The new Fusion Industry Association is mentioned in the article excerpt below. The Fusion Industry Association is a registered non-profit organization composed of private companies working to commercialize fusion power. The Association advocates for policies that would accelerate the race to fusion energy. From the Massachusetts Institute of Technology (MIT) Plasma Science and Fusion Center (click here):
A new report on the development of fusion as an energy source, written at the request of the U.S. Secretary of Energy, proposes adoption of a national fusion strategy that closely aligns with the course charted in recent years by MIT’s Plasma Science and Fusion Center (PSFC) and privately funded Commonwealth Fusion Systems (CFS), a recent MIT spinout.
It recommends continued U.S. participation in the international ITER fusion facility project and “a national program of accompanying research and technology leading to the construction of a compact pilot plant that produces electricity from fusion at the lowest possible capital cost.”

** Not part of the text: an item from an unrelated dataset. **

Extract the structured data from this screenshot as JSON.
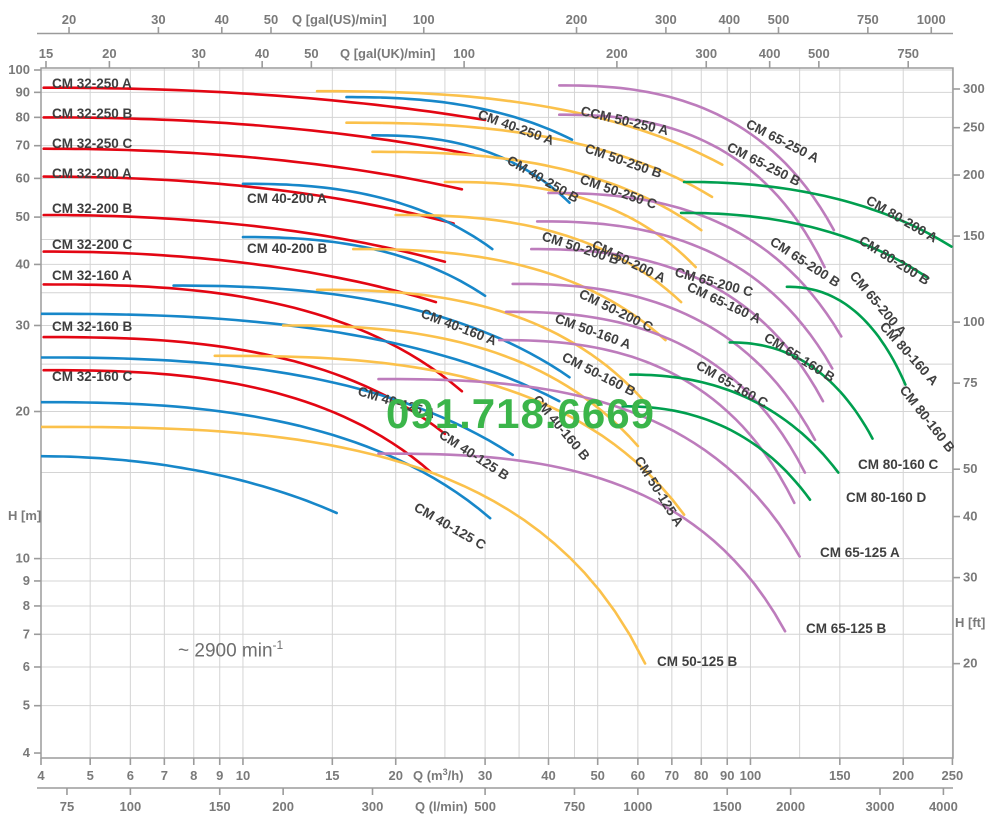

That approach (which the report says would require up to $200 million in additional annual funding for several decades) leverages opportunities presented by new-generation superconducting magnets, reactor materials, simulators, and other relevant technologies. Of particular emphasis from the committee is the advances in high-temperature superconducting magnets which can access higher fields and smaller machines. The report recommends a U.S. program to prove out high-field large-bore magnets. They are seen as enabling faster and less-costly cycles of learning and development than extremely large experiments like ITER, which will not come on line until 2025, while still benefitting from the knowledge that emerges from those programs.
This smaller-faster-cheaper approach is embodied in the SPARC reactor concept, which was developed at the PSFC and forms the foundation of CFS’s aggressive effort to demonstrate energy-gain fusion by the mid-2020s and produce practical reactor designs by the early 2030s. This approach is based on the similar conclusion that high-field high-temperature magnets represent a game-changing technology.
A $30 million program between CFS and MIT to demonstrate the high-field large bore superconducting magnets is underway at MIT and is a key step to a compact fusion energy system. Despite a handful of other privately funded fusion companies having offered roughly comparable (10 to 15-year) timelines, the National Academies report does not envision demonstration fusion reactors appearing until the 2050 time frame (my emphasis).
“The National Academies are a very thoughtful organization, and they’re typically very conservative,” says Bob Mumgaard, chief executive officer of CFS. “We’re glad to see them come out with a message that it’s time to move into fusion, and that compact and economical is the way to go. We think development should go faster, but it gives validation to people who want to tackle the challenge and lays out things we can do in the U.S. that will lead toward putting power on the grid.”
Andrew Holland, director of the recently formed Fusion Industry Association and Senior Fellow for Energy and Climate at the American Security Project, notes that the report’s authors were charged with creating “a consensus science report that reflects current pathways, and the current pathway is to build ITER and go through the experimental process there, while meanwhile designing a pilot plant, DEMO.”
Shifting the consensus toward a faster way forward, adds Holland, will require experimental results from companies like CFS. “That’s why it’s notable to have privately funded companies in the U.S. and around the world pursuing the scientific results that will bear this out. And it’s certainly important that this study is aimed at getting the government-based science community to think about a strategic plan. It should be seen as part of a starting gun for the fusion community coming together and organizing its own process.”
Or, as Martin Greenwald, deputy director of the PSFC and a veteran fusion researcher, puts it, “There’s a tendency in our community to argue about a 20-year plan or a 30-year plan, but we don’t want to take our eyes off what we need to do in the next three to five years. We might not have consensus on the long scale, but we need one for what to do now, and that’s been the consistent message since we announced the SPARC project — engaging the broader community and taking the initiative.
“The key thing to us is that if fusion is going to have an impact on climate change, we need answers quickly, we can’t wait until the end of century, and that’s driving the schedule. The private money that’s coming in helps, but public funding should engage with and complement that. Each side has an appropriate role. National labs don’t build power plants, and private companies don’t do basic research.”
The MIT article continues as linked above.
It looks as though I have more research to do. I have identified 21 currently active fusion power development programs (click here), but there may be a few more to explore, via their memberships in the new Fusion Industry Association.... Note that while primarily US companies are represented, the membership of the Fusion Industry Association is already international.